Pour sa part, Lhyfe va se lancer dans les SAF au Havre avec un consortium canadien. À Hyvolution, le producteur a signé un protocole d’accord avec le Groupe International SAF+, chef de file mondial de l’énergie propre pour l’aviation, et basé à Montréal. Il rassemble une coalition d’acteurs internationaux de premier plan et issus de l’ensemble de la chaîne de valeur de l’aviation, dont par exemple le Groupe Air France-KLM (pour l’approvisionnement de carburant e-SAF de seconde génération, avec de premières livraisons qui sont prévues d’ici 2030), ou encore Airbus. Ce groupement utilise des matières premières disponibles et des énergies renouvelables – conformément à la réglementation internationale et européenne (CORSIA et RefuelEU). Dans le cadre du protocole d’accord annoncé à Hyvolution, Lhyfe et SAF+ prévoient une implantation dans la région portuaire du Havre. Dans le détail, Lhyfe construirait un site de production d’hydrogène renouvelable d’une capacité de plus de 100 tonnes / jour (300 MW de capacité d’électrolyse installée), afin d’alimenter un site de production de e-SAF que son partenaire canadien envisage de construire. Cet ensemble industriel serait connecté au réseau de transport d’hydrocarbures, afin d’acheminer les carburants durables d’aviation depuis Le Havre jusqu’aux aéroports de la région parisienne, ainsi que du Nord et de l’Est de la France via les infrastructures existantes. Les deux partenaires visent un début de commercialisation à horizon 2030.
Enfin, Elyse Energy et l’aéroport de Bordeaux-Mérignac vont collaborer autour des carburants durables. Cette association en Nouvelle-Aquitaine était assez naturelle. Dès 2022, l’aéroport de Bordeaux-Mérignac était le premier aéroport commercial français de plus d’un million de passagers à proposer de façon permanente du carburant aérien durable, à un taux d’incorporation de 30%. Non loin de là, sur le bassin de Lacq (Pyrénées-Atlantiques), Elyse Energy va implanter une usine pour produire du kérosène à partir d’électricité nucléaire et renouvelable, et de biomasse. Le producteur sera en mesure de délivrer 75.000 tonnes par an de e-biocarburant dès 2028. Les synergies entre les deux acteurs étaient donc évidentes. « Avec le projet de BioTJet porté par Elyse Energy, et ses partenaires Avril, Axens et l’IFPen sur le bassin de Lacq, il nous semblait naturel d’unir nos forces pour travailler conjointement aux modalités de fourniture de e-biokérosène sur la plateforme aéroportuaire de Bordeaux-Mérignac », commente Pascal Pénicaud, Président d’Elyse Energy.

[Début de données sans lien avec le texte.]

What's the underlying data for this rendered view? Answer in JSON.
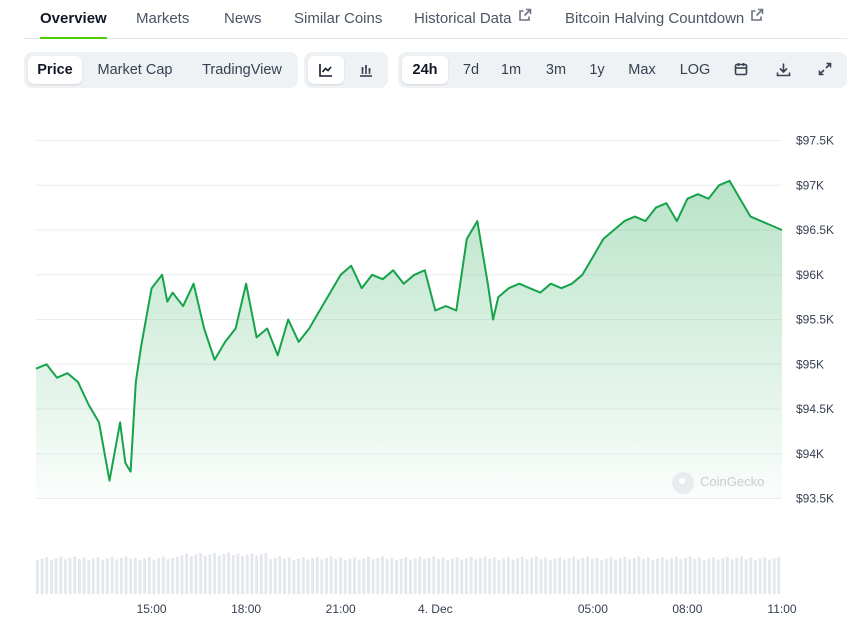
{
  "tabs": [
    {
      "label": "Overview",
      "active": true
    },
    {
      "label": "Markets"
    },
    {
      "label": "News"
    },
    {
      "label": "Similar Coins"
    },
    {
      "label": "Historical Data",
      "icon": "external-link-icon"
    },
    {
      "label": "Bitcoin Halving Countdown",
      "icon": "external-link-icon"
    }
  ],
  "toolbar": {
    "view": {
      "price": "Price",
      "market_cap": "Market Cap",
      "tradingview": "TradingView",
      "selected": "Price"
    },
    "chart_type": {
      "line_icon": "line-chart-icon",
      "candle_icon": "candlestick-chart-icon",
      "selected": "line"
    },
    "range": {
      "d24h": "24h",
      "d7": "7d",
      "m1": "1m",
      "m3": "3m",
      "y1": "1y",
      "max": "Max",
      "log": "LOG",
      "selected": "24h"
    },
    "icons": {
      "calendar": "calendar-icon",
      "download": "download-icon",
      "fullscreen": "expand-icon"
    }
  },
  "watermark": "CoinGecko",
  "colors": {
    "line": "#16a34a",
    "fill_top": "#bfe8c9",
    "volume": "#e3e6ea",
    "accent": "#4bcc00"
  },
  "chart_data": {
    "type": "area",
    "x_tick_labels": [
      "15:00",
      "18:00",
      "21:00",
      "4. Dec",
      "05:00",
      "08:00",
      "11:00"
    ],
    "y_tick_labels": [
      "$97.5K",
      "$97K",
      "$96.5K",
      "$96K",
      "$95.5K",
      "$95K",
      "$94.5K",
      "$94K",
      "$93.5K"
    ],
    "y_ticks": [
      97500,
      97000,
      96500,
      96000,
      95500,
      95000,
      94500,
      94000,
      93500
    ],
    "ylim": [
      93500,
      97500
    ],
    "grid": true,
    "x": [
      "11:20",
      "11:40",
      "12:00",
      "12:20",
      "12:40",
      "13:00",
      "13:20",
      "13:40",
      "14:00",
      "14:10",
      "14:20",
      "14:30",
      "14:40",
      "15:00",
      "15:20",
      "15:30",
      "15:40",
      "16:00",
      "16:20",
      "16:40",
      "17:00",
      "17:20",
      "17:40",
      "18:00",
      "18:20",
      "18:40",
      "19:00",
      "19:20",
      "19:40",
      "20:00",
      "20:20",
      "20:40",
      "21:00",
      "21:20",
      "21:40",
      "22:00",
      "22:20",
      "22:40",
      "23:00",
      "23:20",
      "23:40",
      "00:00",
      "00:20",
      "00:40",
      "01:00",
      "01:20",
      "01:40",
      "01:50",
      "02:00",
      "02:20",
      "02:40",
      "03:00",
      "03:20",
      "03:40",
      "04:00",
      "04:20",
      "04:40",
      "05:00",
      "05:20",
      "05:40",
      "06:00",
      "06:20",
      "06:40",
      "07:00",
      "07:20",
      "07:40",
      "08:00",
      "08:20",
      "08:40",
      "09:00",
      "09:20",
      "09:40",
      "10:00",
      "10:20",
      "10:40",
      "11:00"
    ],
    "series": [
      {
        "values": [
          94950,
          95000,
          94850,
          94900,
          94800,
          94550,
          94350,
          93700,
          94350,
          93900,
          93800,
          94800,
          95200,
          95850,
          96000,
          95700,
          95800,
          95650,
          95900,
          95400,
          95050,
          95250,
          95400,
          95900,
          95300,
          95400,
          95100,
          95500,
          95250,
          95400,
          95600,
          95800,
          96000,
          96100,
          95850,
          96000,
          95950,
          96050,
          95900,
          96000,
          96050,
          95600,
          95650,
          95600,
          96400,
          96600,
          95900,
          95500,
          95750,
          95850,
          95900,
          95850,
          95800,
          95900,
          95850,
          95900,
          96000,
          96200,
          96400,
          96500,
          96600,
          96650,
          96600,
          96750,
          96800,
          96600,
          96850,
          96900,
          96850,
          97000,
          97050,
          96850,
          96650,
          96600,
          96550,
          96500
        ]
      }
    ]
  }
}
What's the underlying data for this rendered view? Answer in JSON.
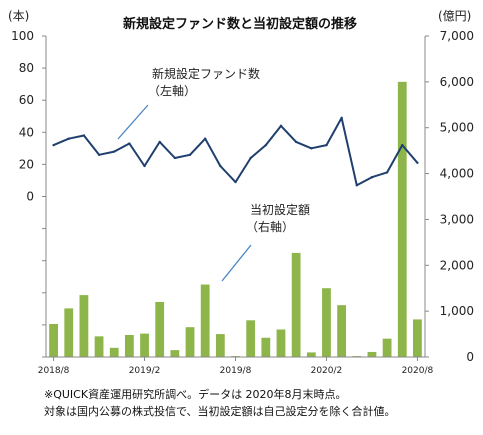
{
  "chart_data": {
    "type": "bar+line",
    "title": "新規設定ファンド数と当初設定額の推移",
    "left_axis": {
      "unit": "(本)",
      "ticks": [
        0,
        20,
        40,
        60,
        80,
        100
      ],
      "ylim": [
        -100,
        100
      ]
    },
    "right_axis": {
      "unit": "(億円)",
      "ticks": [
        "0",
        "1,000",
        "2,000",
        "3,000",
        "4,000",
        "5,000",
        "6,000",
        "7,000"
      ],
      "ylim": [
        0,
        7000
      ]
    },
    "x_tick_labels": [
      "2018/8",
      "2019/2",
      "2019/8",
      "2020/2",
      "2020/8"
    ],
    "months": [
      "2018/8",
      "2018/9",
      "2018/10",
      "2018/11",
      "2018/12",
      "2019/1",
      "2019/2",
      "2019/3",
      "2019/4",
      "2019/5",
      "2019/6",
      "2019/7",
      "2019/8",
      "2019/9",
      "2019/10",
      "2019/11",
      "2019/12",
      "2020/1",
      "2020/2",
      "2020/3",
      "2020/4",
      "2020/5",
      "2020/6",
      "2020/7",
      "2020/8"
    ],
    "series": [
      {
        "name": "新規設定ファンド数",
        "axis": "left",
        "type": "line",
        "color": "#1f3f6e",
        "values": [
          32,
          36,
          38,
          26,
          28,
          33,
          19,
          34,
          24,
          26,
          36,
          19,
          9,
          24,
          32,
          44,
          34,
          30,
          32,
          49,
          7,
          12,
          15,
          32,
          21
        ]
      },
      {
        "name": "当初設定額",
        "axis": "right",
        "type": "bar",
        "color": "#8db54a",
        "values": [
          720,
          1060,
          1350,
          450,
          200,
          480,
          510,
          1200,
          150,
          650,
          1580,
          500,
          20,
          800,
          420,
          600,
          2270,
          100,
          1500,
          1130,
          20,
          110,
          400,
          6000,
          820
        ]
      }
    ],
    "annotations": [
      {
        "text": [
          "新規設定ファンド数",
          "（左軸）"
        ]
      },
      {
        "text": [
          "当初設定額",
          "（右軸）"
        ]
      }
    ]
  },
  "notes": [
    "※QUICK資産運用研究所調べ。データは 2020年8月末時点。",
    "対象は国内公募の株式投信で、当初設定額は自己設定分を除く合計値。"
  ]
}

Les deux partenaires vont étudier les volumes de CAD nécessaires aux besoins de l’aéroport de Bordeaux. Il s’agira ensuite de concevoir des contrats d’achat et de distribution, de mettre en place l’approvisionnement nécessaire au niveau régional et l’avitaillement. Elyse Energy et l’aéroport de Bordeaux essaieront également de développer cette filière régionale en y associant de nouveaux acteurs.